Del compañero Ernesto Gómez de la Hera (AIREs), 8/3/2022.
Al leer las dos resoluciones (ver anexo) aprobadas este pasado lunes, 7 de marzo, por la Colegiada Federal de IU, ampliada con todos los coordinadores de las respectivas federaciones territoriales, lo primero que se nos viene a la mente es aquello tan español de «más papistas que el Papa». Y seguramente algo de esto debe de haber, pues esas resoluciones rezuman el fervor de los conversos, es decir, de quienes por venir del «lado oscuro» han de mostrar más convencimiento que aquellos que siempre han estado «en el lado correcto de la historia».

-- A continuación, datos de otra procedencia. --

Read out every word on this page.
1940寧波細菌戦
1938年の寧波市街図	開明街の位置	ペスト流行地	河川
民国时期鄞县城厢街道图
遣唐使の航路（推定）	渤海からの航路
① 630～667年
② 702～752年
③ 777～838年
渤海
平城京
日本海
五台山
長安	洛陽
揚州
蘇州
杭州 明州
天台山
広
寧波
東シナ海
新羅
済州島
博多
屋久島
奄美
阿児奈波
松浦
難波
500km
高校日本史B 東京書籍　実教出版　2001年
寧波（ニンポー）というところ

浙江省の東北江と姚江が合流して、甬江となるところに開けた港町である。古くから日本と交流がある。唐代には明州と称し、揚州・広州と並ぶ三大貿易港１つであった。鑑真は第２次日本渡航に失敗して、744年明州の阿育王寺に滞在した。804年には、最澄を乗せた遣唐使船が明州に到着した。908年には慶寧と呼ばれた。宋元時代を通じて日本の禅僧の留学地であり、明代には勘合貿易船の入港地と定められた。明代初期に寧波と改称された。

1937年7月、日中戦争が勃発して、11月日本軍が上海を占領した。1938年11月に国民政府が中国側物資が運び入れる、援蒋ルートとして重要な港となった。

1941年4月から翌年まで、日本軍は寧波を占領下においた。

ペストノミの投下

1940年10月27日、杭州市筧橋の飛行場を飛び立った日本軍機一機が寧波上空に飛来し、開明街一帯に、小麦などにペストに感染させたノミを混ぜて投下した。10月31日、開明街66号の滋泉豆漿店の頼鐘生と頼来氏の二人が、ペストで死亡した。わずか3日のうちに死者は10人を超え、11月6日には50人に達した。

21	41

Sólo así se podría explicar que no haya la menor mención a todo lo sucedido antes del 24 de febrero de este año. Naturalmente que lo ocurrido ese día es una invasión y no podemos reprochar a la nota oficial de IU que así lo diga. Pero todos sabemos que decir unas verdades y ocultar otras es una forma segura de mentir. Por ello es una forma más de falsificar la verdad el recordar el nacimiento de IU, en 1986, y no recordar contra quien eran las masivas movilizaciones populares que alumbraron aquel nacimiento.
No cabe duda de que las poltronas ministeriales deben tener alguna virtud semejante a las caídas del caballo camino de Damasco, cuando advertimos estos repentinos cambios. ¿Compartirá estos la afiliación de IU? Es posible que esa Colegiada lo dude y por eso ha considerado importante aprobar otra resolución, digamos aclaratoria, a la par de la referida a la guerra.
Esa segunda resolución está dedicada a lanzar un llamamiento a «prietas las filas». Poniendo de relieve lo peligroso que es para los intereses electorales (que ya quedaron muy maltrechos en las pasadas citas de Madrid y Castilla-León) de IU, y de la ministra Díaz, el discrepar de la política gubernamental, sea esta la que sea. Así que hay que tragar carros y carretas y poner sordina a las múltiples quejas internas.
Dice la dirección de IU que las guerras siempre han dividido a la izquierda, lo que es muy dudoso si recordamos lo sucedido cuando el golpe de estado de 1936 (lo que es otra muestra palpable de lo mentirosos que son quienes hacen paralelismos entre aquello y lo actual). Es posible que estos tristes dirigentes que hoy tiene IU se refieran al verano de 1914 y esto les coloca aún más cerca de la total indignidad. Hasta los más indignos dirigentes (Ebert, verbigracia) del SPD en aquellas fechas podían excusarse en que su propio país (no otro) estaba siendo invadido y muchos humildes campesinos de Prusia Oriental habían tenido que dejar sus casas. En cambio, estos seudodirigentes sólo tienen la «excusa» de que no desean dejar de pisar moquetas.